We’ve all seen it: a new project launches with a website covered in logos like Forbes, Bloomberg, or Reuters. We’re taught to trust these "Tier-1" outlets, but I just spent 5 months auditing the infrastructure that puts those logos there—and the results are terrifying.
I work in PR, and we conducted a "hygiene audit" of nearly 3,000 crypto press releases from June to Nov 2025. We cross-referenced them with fraud databases (like ZachXBT’s reports) and on-chain activity.
Here is the reality of the "Crypto News" cycle:
- The 62% Scam Rate: Over half of the releases we tracked came from entities that were actually confirmed scams, rug-pulls, or high-risk "ghost" projects.

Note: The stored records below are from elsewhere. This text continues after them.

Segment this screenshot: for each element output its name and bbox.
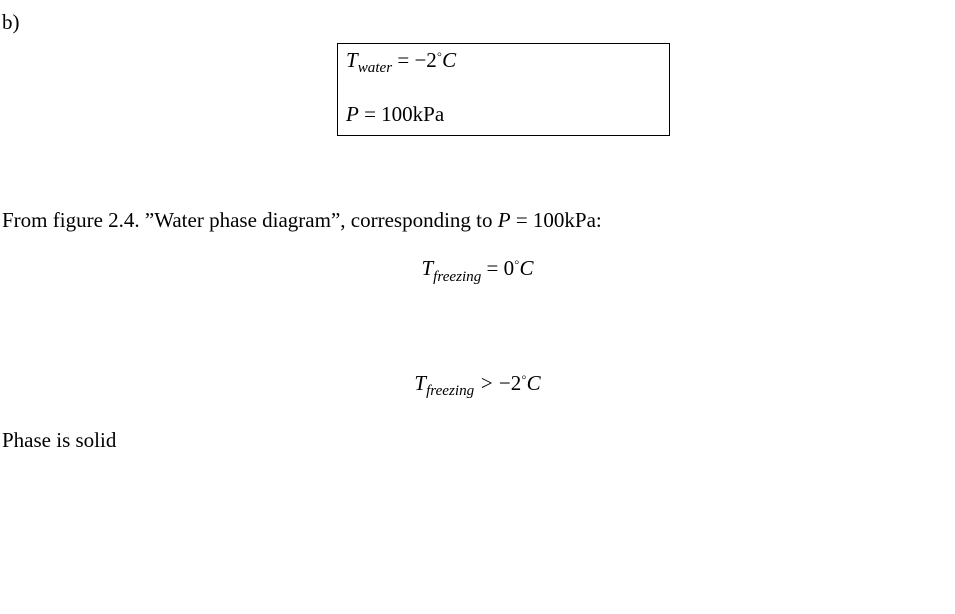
unit-C: C [442,48,456,72]
value-100: 100 [381,102,413,126]
equation-freezing-value: Tfreezing = 0◦C [2,255,953,285]
var-T: T [346,48,358,72]
value-0: 0 [504,256,515,280]
unit-C-eq2: C [527,371,541,395]
box-line-pressure: P = 100kPa [346,104,661,125]
var-T-eq1: T [421,256,433,280]
box-line-temperature: Twater = −2◦C [346,48,661,76]
given-conditions-box: Twater = −2◦C P = 100kPa [337,43,670,136]
unit-kPa: kPa [413,102,445,126]
spacer [2,136,953,208]
equals: = [392,48,414,72]
value-neg2: −2 [414,48,436,72]
equals-eq1: = [481,256,503,280]
var-P: P [346,102,359,126]
subscript-freezing-eq1: freezing [433,269,481,285]
spacer-eq [2,308,953,348]
subscript-freezing-eq2: freezing [426,383,474,399]
body-prefix: From figure 2.4. ”Water phase diagram”, … [2,208,498,232]
equals: = [359,102,381,126]
unit-kPa-inline: kPa [564,208,596,232]
body-text-line: From figure 2.4. ”Water phase diagram”, … [2,208,953,233]
part-label-text: b) [2,10,20,34]
equation-freezing-compare: Tfreezing > −2◦C [2,370,953,400]
conclusion-line: Phase is solid [2,428,953,453]
equals-inline: = [511,208,533,232]
value-100-inline: 100 [533,208,565,232]
subscript-water: water [358,60,392,76]
unit-C-eq1: C [520,256,534,280]
conclusion-text: Phase is solid [2,428,116,452]
value-neg2-eq2: −2 [499,371,521,395]
var-T-eq2: T [414,371,426,395]
var-P-inline: P [498,208,511,232]
body-suffix: : [596,208,602,232]
relation-gt: > [474,371,499,395]
part-label: b) [2,10,953,35]
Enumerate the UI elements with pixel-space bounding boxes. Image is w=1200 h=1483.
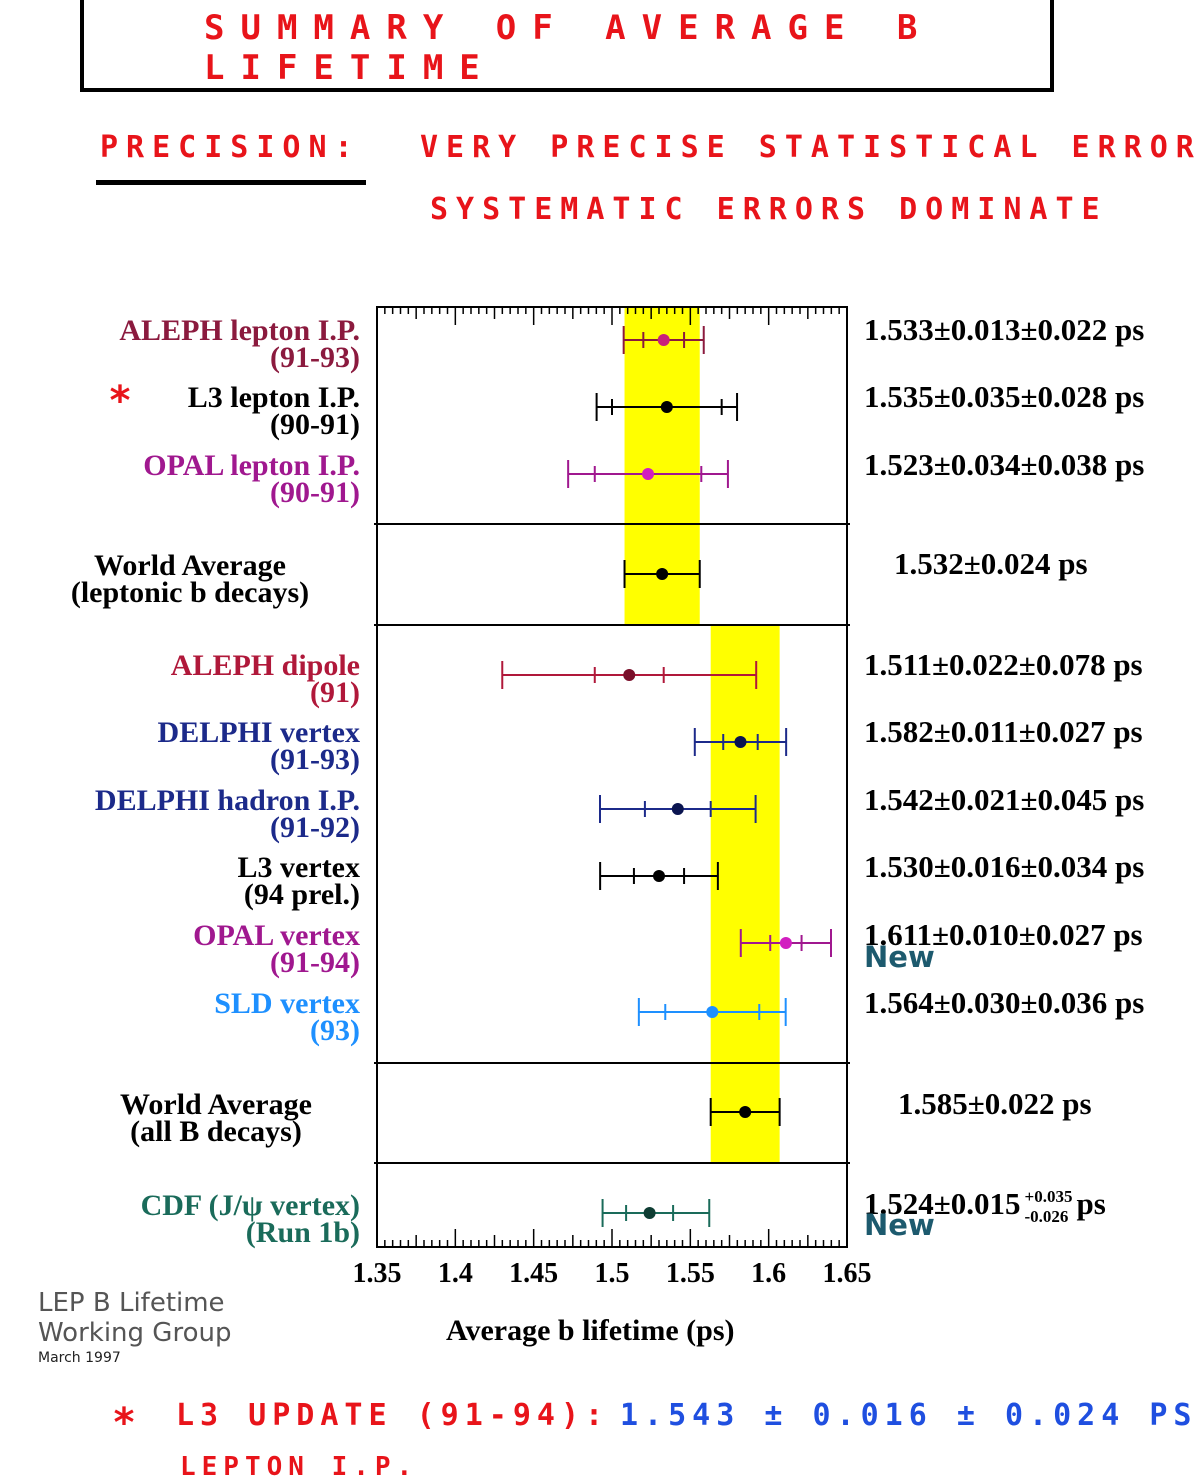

- The "Trophy URL" Trap: Scammers aren't paying for readers, they are paying for the URL. They use that link to "game" Google’s Knowledge Graph and appear legitimate in search results. It’s a "reputation laundry" service.
- Zero Substance: Only 2% of releases actually covered real events like funding or major partnerships. The other 98% were just hype designed to trigger FOMO.
How to protect yourself (DYOR 2.0):
- Ignore the Logos: A "Bloomberg" or "Yahoo Finance" link is often just a paid press release (look for "Paid Content" or "Sponsored" in tiny text). It is NOT editorial endorsement (=anyone with some money to spare can say almost anything they want and it'll get "published").
- Check the "Omitted Results": If you search for the project and Google says "results omitted," it means the "news" is just syndicated spam that provides zero value.
- The "Lights On" Test: If a project has "Tier-1 news" but their parking lot is empty (zero github activity, no real team on LinkedIn, no actual utility), this is a HUGR red flag.
I’m sharing this because the "Press Release Pump" is the new version of the 90s penny stock scam. Don't let a "reputable" URL trick you into a rug pull.